Hyperliquid's contract price is marked with oracles, rather than a decision by stepping up market orders like a centralized exchange. This brings two key issues:

  • Can't rely on the deep buffering of large-value transactions in the order book - In CEX, huge market orders need to eat the orders in turn, resulting in slippage, while the price of Hyperliquid is the marked price calculated by the oracle. Whales can directly build large positions at this price without being affected by the market depth.
  • High leverage accelerates market price fluctuations - Since the liquidation mechanism is also based on oracle prices, when whales hold positions with high leverage, slight fluctuations in the market may quickly trigger liquidation, forming a chain reaction, further aggravating market turmoil.

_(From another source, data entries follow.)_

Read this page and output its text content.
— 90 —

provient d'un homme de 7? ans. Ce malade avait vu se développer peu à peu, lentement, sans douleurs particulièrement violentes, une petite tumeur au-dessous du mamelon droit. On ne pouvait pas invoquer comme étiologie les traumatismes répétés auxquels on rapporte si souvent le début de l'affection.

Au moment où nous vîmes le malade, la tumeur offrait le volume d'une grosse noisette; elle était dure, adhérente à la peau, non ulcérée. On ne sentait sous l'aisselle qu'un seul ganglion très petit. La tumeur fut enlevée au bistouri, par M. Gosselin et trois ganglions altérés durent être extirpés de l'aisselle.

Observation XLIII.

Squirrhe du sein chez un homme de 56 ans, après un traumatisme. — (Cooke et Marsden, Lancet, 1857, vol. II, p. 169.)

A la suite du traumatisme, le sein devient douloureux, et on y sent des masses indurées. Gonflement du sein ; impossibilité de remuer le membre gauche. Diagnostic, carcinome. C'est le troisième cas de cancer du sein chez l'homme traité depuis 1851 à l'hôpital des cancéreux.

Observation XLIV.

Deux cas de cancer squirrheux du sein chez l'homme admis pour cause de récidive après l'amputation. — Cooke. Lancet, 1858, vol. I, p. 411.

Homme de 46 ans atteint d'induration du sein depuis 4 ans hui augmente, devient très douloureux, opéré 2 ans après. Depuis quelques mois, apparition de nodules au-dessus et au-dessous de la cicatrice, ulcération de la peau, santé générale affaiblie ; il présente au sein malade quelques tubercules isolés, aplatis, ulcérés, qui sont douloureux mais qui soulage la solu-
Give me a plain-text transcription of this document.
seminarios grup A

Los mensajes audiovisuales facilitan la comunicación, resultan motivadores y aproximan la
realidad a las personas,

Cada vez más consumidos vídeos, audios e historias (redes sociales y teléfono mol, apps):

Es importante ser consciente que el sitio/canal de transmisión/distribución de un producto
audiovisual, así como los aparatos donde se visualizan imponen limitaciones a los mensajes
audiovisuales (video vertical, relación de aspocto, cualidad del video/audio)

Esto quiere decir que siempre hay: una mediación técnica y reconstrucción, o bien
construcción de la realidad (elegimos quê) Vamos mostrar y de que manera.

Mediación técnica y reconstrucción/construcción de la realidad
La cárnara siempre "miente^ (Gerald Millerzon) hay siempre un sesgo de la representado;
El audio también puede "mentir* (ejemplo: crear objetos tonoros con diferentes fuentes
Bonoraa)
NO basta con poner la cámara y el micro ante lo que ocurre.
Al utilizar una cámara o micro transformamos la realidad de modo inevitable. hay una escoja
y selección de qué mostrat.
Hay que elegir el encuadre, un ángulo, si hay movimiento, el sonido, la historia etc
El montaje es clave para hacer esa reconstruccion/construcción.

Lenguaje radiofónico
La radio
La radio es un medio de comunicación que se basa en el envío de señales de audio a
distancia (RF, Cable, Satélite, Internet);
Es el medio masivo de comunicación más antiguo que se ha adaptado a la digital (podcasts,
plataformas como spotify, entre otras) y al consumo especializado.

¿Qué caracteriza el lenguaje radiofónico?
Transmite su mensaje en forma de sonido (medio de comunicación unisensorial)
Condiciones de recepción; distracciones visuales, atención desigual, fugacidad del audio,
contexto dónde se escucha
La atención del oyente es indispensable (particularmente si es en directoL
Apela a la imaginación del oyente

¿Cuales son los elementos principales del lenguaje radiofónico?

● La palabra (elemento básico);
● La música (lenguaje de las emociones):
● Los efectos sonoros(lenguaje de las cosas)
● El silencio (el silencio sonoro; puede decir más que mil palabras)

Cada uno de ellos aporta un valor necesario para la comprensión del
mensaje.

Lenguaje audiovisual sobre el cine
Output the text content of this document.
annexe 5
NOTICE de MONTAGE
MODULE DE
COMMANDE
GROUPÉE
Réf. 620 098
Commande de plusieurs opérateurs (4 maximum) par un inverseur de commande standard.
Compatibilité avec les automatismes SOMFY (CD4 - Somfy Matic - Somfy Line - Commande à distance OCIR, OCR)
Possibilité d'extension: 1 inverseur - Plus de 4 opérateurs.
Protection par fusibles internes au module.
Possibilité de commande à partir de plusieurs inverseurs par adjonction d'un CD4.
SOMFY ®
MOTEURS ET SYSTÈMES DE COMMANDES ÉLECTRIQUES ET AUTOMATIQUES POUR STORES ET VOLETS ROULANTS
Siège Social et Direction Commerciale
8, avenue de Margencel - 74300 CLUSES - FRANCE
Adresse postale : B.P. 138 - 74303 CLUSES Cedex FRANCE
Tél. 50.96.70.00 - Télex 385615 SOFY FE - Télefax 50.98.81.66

****4. BUG of the liquidation mechanism: Self-destructive closing will

transfer losses to the platform****

After floating profits, whales choose to withdraw most of their principal and profits, and actively push high-definition settlement prices, making the remaining positions very easy to trigger liquidation.

Once liquidation occurs, HLP needs to take over the position at the liquidation price, resulting in some losses being passed on to the platform. Under this model, whales are equivalent to arbitrage using the platform mechanism. After obtaining large profits in the early stage, they will dump the final losses on the platform and the remaining liquidity providers.

Where will the on-chain derivatives exchange go?

The Hyperliquid incident undoubtedly exposed the systemic risks of on-chain derivatives exchanges in a high leverage environment.

Although decentralized exchanges provide a license-free and transparent trading environment, allowing users to trade freely, the existing mechanisms also give whales the opportunity to manipulate the market. High leverage and oracle pricing not only allow whales to leverage the market, but may also pass on the final losses to platforms and liquidity providers.

After this storm, although Hyperliquid adjusted the rules, it seems that it is just a stopgap measure and has not solved the fundamental problem.

We can’t help but want to ask, can active market making models such as HLP really compete with the whale strategy? Or does the future liquidity provision model need to be completely reformed and a stronger risk hedging mechanism is introduced?

How to better balance the advantages brought by security risk control mechanisms and decentralization may be the problem that "Hyperliquids" need to truly solve.